# Load required libraries
library(readr)
library(cluster)
library(factoextra)
## Loading required package: ggplot2
## Welcome! Want to learn more? See two factoextra-related books at https://goo.gl/ve3WBa
# Load the CSV file
data <- read_csv("customer_segmentation.csv")
## Rows: 22 Columns: 15
## ── Column specification ────────────────────────────────────────────────────────
## Delimiter: ","
## dbl (15): ID, CS_helpful, Recommend, Come_again, All_Products, Profesionalis...
##
## ℹ Use `spec()` to retrieve the full column specification for this data.

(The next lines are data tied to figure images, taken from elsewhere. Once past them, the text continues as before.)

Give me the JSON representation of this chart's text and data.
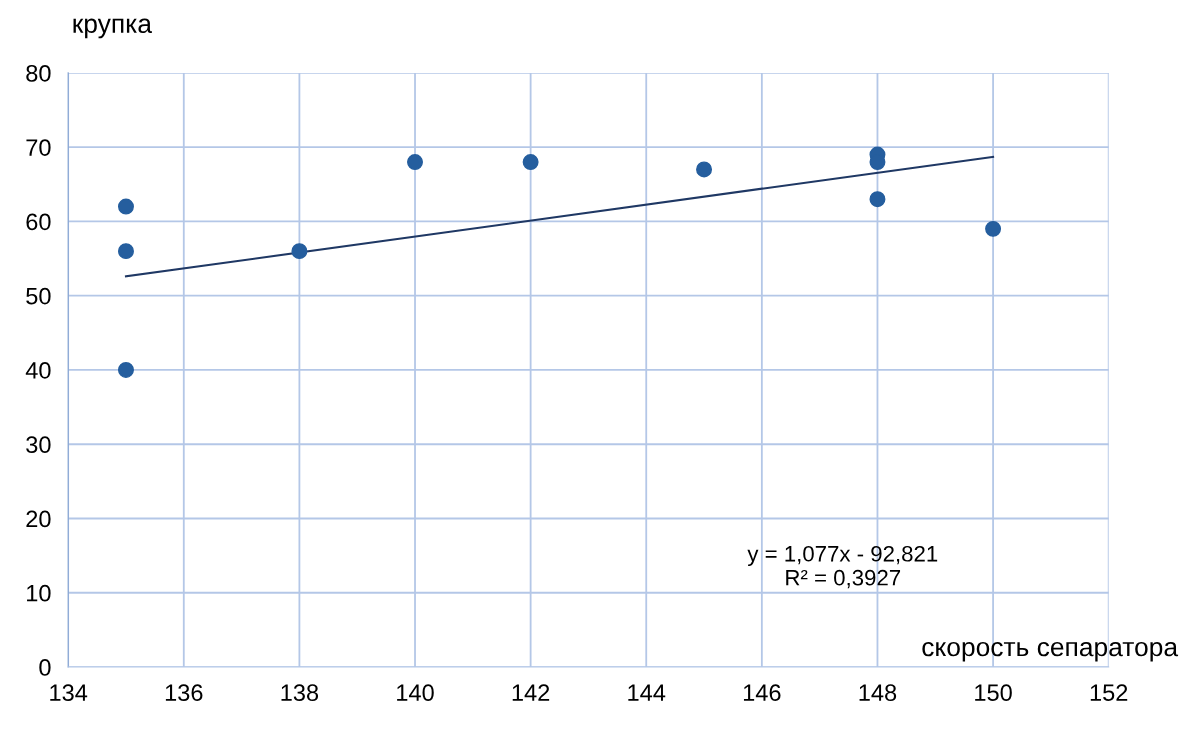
{
  "chart_data": {
    "type": "scatter",
    "ylabel": "крупка",
    "xlabel": "скорость сепаратора",
    "xlim": [
      134,
      152
    ],
    "xticks": [
      134,
      136,
      138,
      140,
      142,
      144,
      146,
      148,
      150,
      152
    ],
    "ylim": [
      0,
      80
    ],
    "yticks": [
      0,
      10,
      20,
      30,
      40,
      50,
      60,
      70,
      80
    ],
    "grid": true,
    "marker": "circle",
    "series": [
      {
        "color": "#255e9e",
        "x": [
          135,
          135,
          135,
          138,
          140,
          142,
          145,
          148,
          148,
          148,
          150
        ],
        "values": [
          62,
          56,
          40,
          56,
          68,
          68,
          67,
          69,
          68,
          63,
          59
        ]
      },
      {
        "type": "line",
        "color": "#1f3864",
        "x": [
          135,
          150
        ],
        "values": [
          52.6,
          68.7
        ],
        "line_style": "solid",
        "marker": "none"
      }
    ],
    "annotations": [
      "y = 1,077x - 92,821\nR² = 0,3927"
    ]
  }
}
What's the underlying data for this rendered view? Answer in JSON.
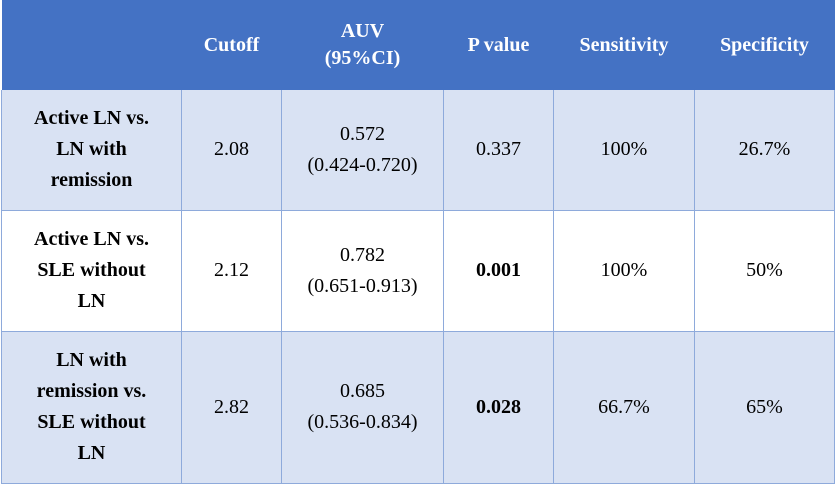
{
  "headers": [
    "",
    "Cutoff",
    "AUV\n(95%CI)",
    "P value",
    "Sensitivity",
    "Specificity"
  ],
  "header_auv_line1": "AUV",
  "header_auv_line2": "(95%CI)",
  "rows": [
    {
      "label_lines": [
        "Active LN vs.",
        "LN with",
        "remission"
      ],
      "cutoff": "2.08",
      "auv": "0.572",
      "ci": "(0.424-0.720)",
      "p_value": "0.337",
      "p_bold": false,
      "sensitivity": "100%",
      "specificity": "26.7%"
    },
    {
      "label_lines": [
        "Active LN vs.",
        "SLE without",
        "LN"
      ],
      "cutoff": "2.12",
      "auv": "0.782",
      "ci": "(0.651-0.913)",
      "p_value": "0.001",
      "p_bold": true,
      "sensitivity": "100%",
      "specificity": "50%"
    },
    {
      "label_lines": [
        "LN with",
        "remission vs.",
        "SLE without",
        "LN"
      ],
      "cutoff": "2.82",
      "auv": "0.685",
      "ci": "(0.536-0.834)",
      "p_value": "0.028",
      "p_bold": true,
      "sensitivity": "66.7%",
      "specificity": "65%"
    }
  ],
  "colors": {
    "header_bg": "#4472c4",
    "header_text": "#ffffff",
    "band_bg": "#d9e2f3",
    "border": "#8eaadb"
  }
}
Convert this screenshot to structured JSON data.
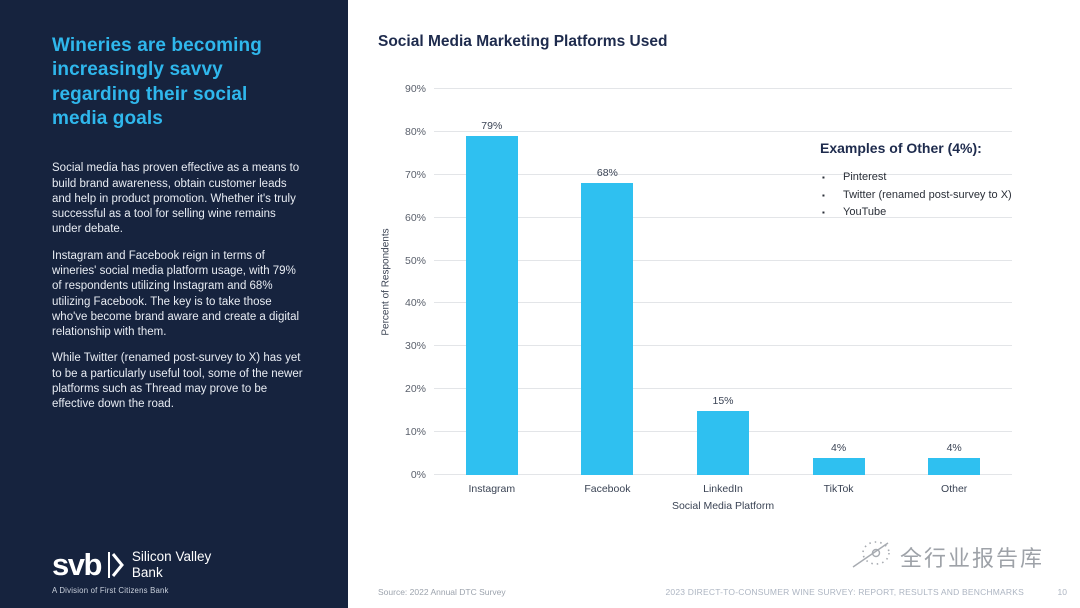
{
  "sidebar": {
    "heading": "Wineries are becoming increasingly savvy regarding their social media goals",
    "paragraphs": [
      "Social media has proven effective as a means to build brand awareness, obtain customer leads and help in product promotion. Whether it's truly successful as a tool for selling wine remains under debate.",
      "Instagram and Facebook reign in terms of wineries' social media platform usage, with 79% of respondents utilizing Instagram and 68% utilizing Facebook. The key is to take those who've become brand aware and create a digital relationship with them.",
      "While Twitter (renamed post-survey to X) has yet to be a particularly useful tool, some of the newer platforms such as Thread may prove to be effective down the road."
    ],
    "logo": {
      "mark": "svb",
      "name_line1": "Silicon Valley",
      "name_line2": "Bank",
      "tagline": "A Division of First Citizens Bank"
    }
  },
  "main": {
    "chart_title": "Social Media Marketing Platforms Used",
    "annotation": {
      "heading": "Examples of Other (4%):",
      "items": [
        "Pinterest",
        "Twitter (renamed post-survey to X)",
        "YouTube"
      ]
    },
    "footer": {
      "source": "Source: 2022 Annual DTC Survey",
      "report_title": "2023 DIRECT-TO-CONSUMER WINE SURVEY: REPORT, RESULTS AND BENCHMARKS",
      "page_number": "10"
    },
    "watermark": "全行业报告库"
  },
  "chart_data": {
    "type": "bar",
    "title": "Social Media Marketing Platforms Used",
    "categories": [
      "Instagram",
      "Facebook",
      "LinkedIn",
      "TikTok",
      "Other"
    ],
    "values": [
      79,
      68,
      15,
      4,
      4
    ],
    "value_labels": [
      "79%",
      "68%",
      "15%",
      "4%",
      "4%"
    ],
    "xlabel": "Social Media Platform",
    "ylabel": "Percent of Respondents",
    "ylim": [
      0,
      90
    ],
    "yticks": [
      0,
      10,
      20,
      30,
      40,
      50,
      60,
      70,
      80,
      90
    ],
    "ytick_labels": [
      "0%",
      "10%",
      "20%",
      "30%",
      "40%",
      "50%",
      "60%",
      "70%",
      "80%",
      "90%"
    ],
    "grid": true,
    "legend": false,
    "bar_color": "#2FC0F0"
  },
  "colors": {
    "sidebar_bg": "#16233E",
    "accent_cyan": "#2FB7EC",
    "navy_text": "#1E2B4D",
    "bar": "#2FC0F0",
    "gridline": "#E3E5E8"
  }
}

## ℹ Specify the column types or set `show_col_types = FALSE` to quiet this message.
# View the first few rows
head(data)
## # A tibble: 6 × 15
## ID CS_helpful Recommend Come_again All_Products Profesionalism Limitation
## <dbl> <dbl> <dbl> <dbl> <dbl> <dbl> <dbl>
## 1 1 2 2 2 2 2 2
## 2 2 1 2 1 1 1 1
## 3 3 2 1 1 1 1 2
## 4 4 3 3 2 4 1 2
## 5 5 2 1 3 5 2 1
## 6 6 1 1 3 2 1 1
## # ℹ 8 more variables: Online_grocery <dbl>, delivery <dbl>, Pick_up <dbl>,
## # Find_items <dbl>, other_shops <dbl>, Gender <dbl>, Age <dbl>,
## # Education <dbl>
# Keep only numeric columns
data_clean <- data[, sapply(data, is.numeric)]
# Scale the numeric data
data_scaled <- scale(data_clean)
# Use the Elbow Method to choose number of clusters
fviz_nbclust(data_scaled, kmeans, method = "wss")

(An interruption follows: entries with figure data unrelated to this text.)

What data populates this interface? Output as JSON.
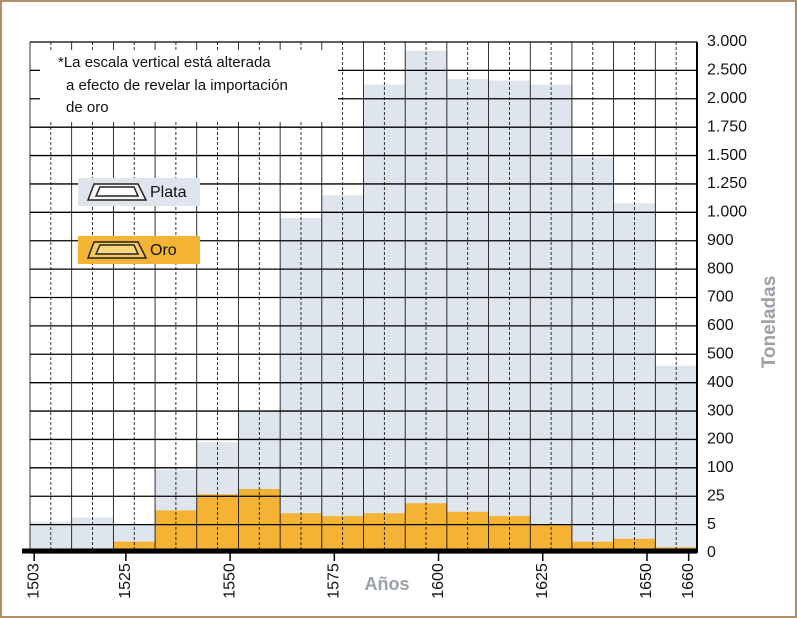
{
  "chart_data": {
    "type": "histogram",
    "note": [
      "*La escala vertical está alterada",
      "a efecto de revelar la importación",
      "de oro"
    ],
    "x_label": "Años",
    "y_label": "Toneladas",
    "bins": [
      1502,
      1512,
      1522,
      1532,
      1542,
      1552,
      1562,
      1572,
      1582,
      1592,
      1602,
      1612,
      1622,
      1632,
      1642,
      1652,
      1662
    ],
    "series": [
      {
        "name": "Plata",
        "color": "#dfe5ec",
        "values": [
          7,
          10,
          5,
          95,
          190,
          300,
          980,
          1150,
          2250,
          2850,
          2350,
          2320,
          2250,
          1480,
          1080,
          460
        ]
      },
      {
        "name": "Oro",
        "color": "#f4b334",
        "values": [
          0,
          0,
          2,
          15,
          30,
          44,
          13,
          11,
          13,
          20,
          14,
          11,
          5,
          2,
          2.5,
          1
        ]
      }
    ],
    "xlim": [
      1502,
      1662
    ],
    "xticks": [
      1503,
      1525,
      1550,
      1575,
      1600,
      1625,
      1650,
      1660
    ],
    "ylim": [
      0,
      3000
    ],
    "yticks": [
      0,
      5,
      25,
      100,
      200,
      300,
      400,
      500,
      600,
      700,
      800,
      900,
      {
        "value": 1000,
        "label": "1.000"
      },
      {
        "value": 1250,
        "label": "1.250"
      },
      {
        "value": 1500,
        "label": "1.500"
      },
      {
        "value": 1750,
        "label": "1.750"
      },
      {
        "value": 2000,
        "label": "2.000"
      },
      {
        "value": 2500,
        "label": "2.500"
      },
      {
        "value": 3000,
        "label": "3.000"
      }
    ],
    "grid": true
  }
}
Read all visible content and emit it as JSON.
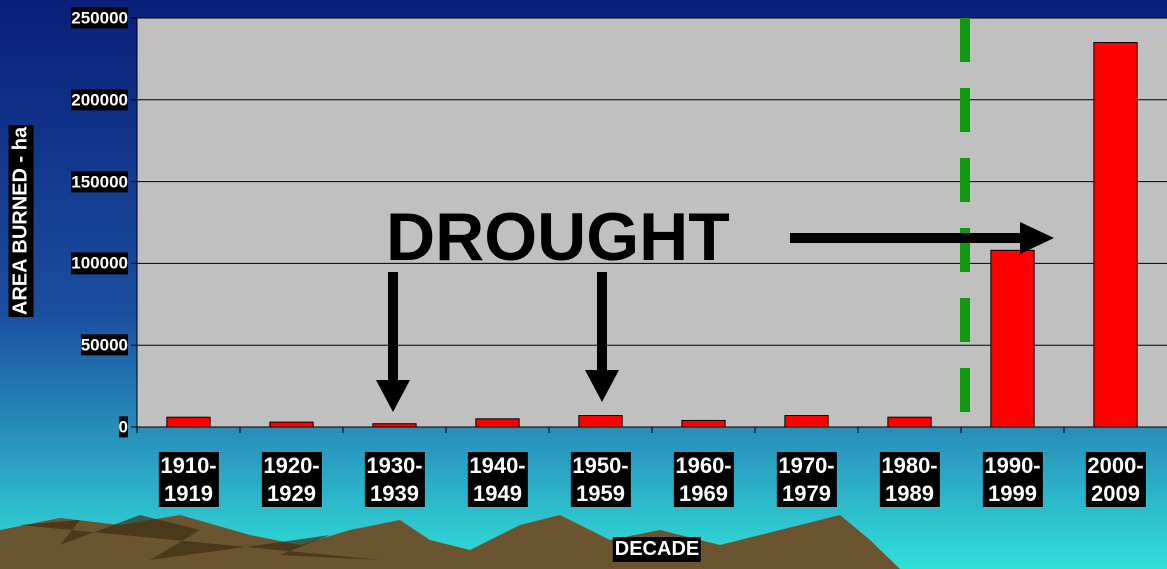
{
  "chart_data": {
    "type": "bar",
    "categories": [
      "1910-\n1919",
      "1920-\n1929",
      "1930-\n1939",
      "1940-\n1949",
      "1950-\n1959",
      "1960-\n1969",
      "1970-\n1979",
      "1980-\n1989",
      "1990-\n1999",
      "2000-\n2009"
    ],
    "values": [
      6000,
      3000,
      2000,
      5000,
      7000,
      4000,
      7000,
      6000,
      108000,
      235000
    ],
    "color": "#ff0000",
    "ylim": [
      0,
      250000
    ],
    "yticks": [
      0,
      50000,
      100000,
      150000,
      200000,
      250000
    ],
    "grid": true,
    "x_label": "DECADE",
    "y_label": "AREA BURNED - ha",
    "annotation": "DROUGHT"
  }
}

# Run K-means with 3 clusters
set.seed(123) # for reproducibility
kmeans_result <- kmeans(data_scaled, centers = 3, nstart = 25)
# Visualize clusters
fviz_cluster(kmeans_result, data = data_scaled)
kmeans_result$centers
## ID CS_helpful Recommend Come_again All_Products Profesionalism
## 1 -0.02566635 -0.01031923 -0.1054899 -0.50262359 -0.39835424 0.01283318
## 2 0.00000000 -0.80490011 -0.4922862 0.06154575 0.07113469 -0.69299145
## 3 0.07699905 1.23830786 1.0548991 1.41555215 1.08836068 1.00098765
## Limitation Online_grocery delivery Pick_up Find_items other_shops
## 1 1.850372e-17 0.40480555 0.2373423 0.5949772 -0.1806489 -0.4212692
## 2 -4.157397e-01 -0.78986449 -1.0112848 -0.4301040 -0.1806489 0.7669260
## 3 6.236096e-01 -0.02961992 0.8049001 -1.1397755 0.8129201 0.1134186
## Gender Age Education
## 1 -0.2326695 -0.3897897 -0.3688989
## 2 -0.2326695 0.5128812 0.8125115
## 3 1.0470128 0.4000473 -0.1120706
After running cluster analysis on the survey data, I found three different customer segments. Cluster 0 respondents were more positive overall, they rated customer service and product variety higher and were more likely to return. Cluster 1 gave lower scores on most aspects, including customer service and likelihood to return, suggesting dissatisfaction or low engagement. Cluster 2 had mixed responses, with a strong preference for other shops and higher education levels. This analysis showed me how clustering helps break down customers into groups based on behavior and satisfaction, making it easier to target marketing or service improvements.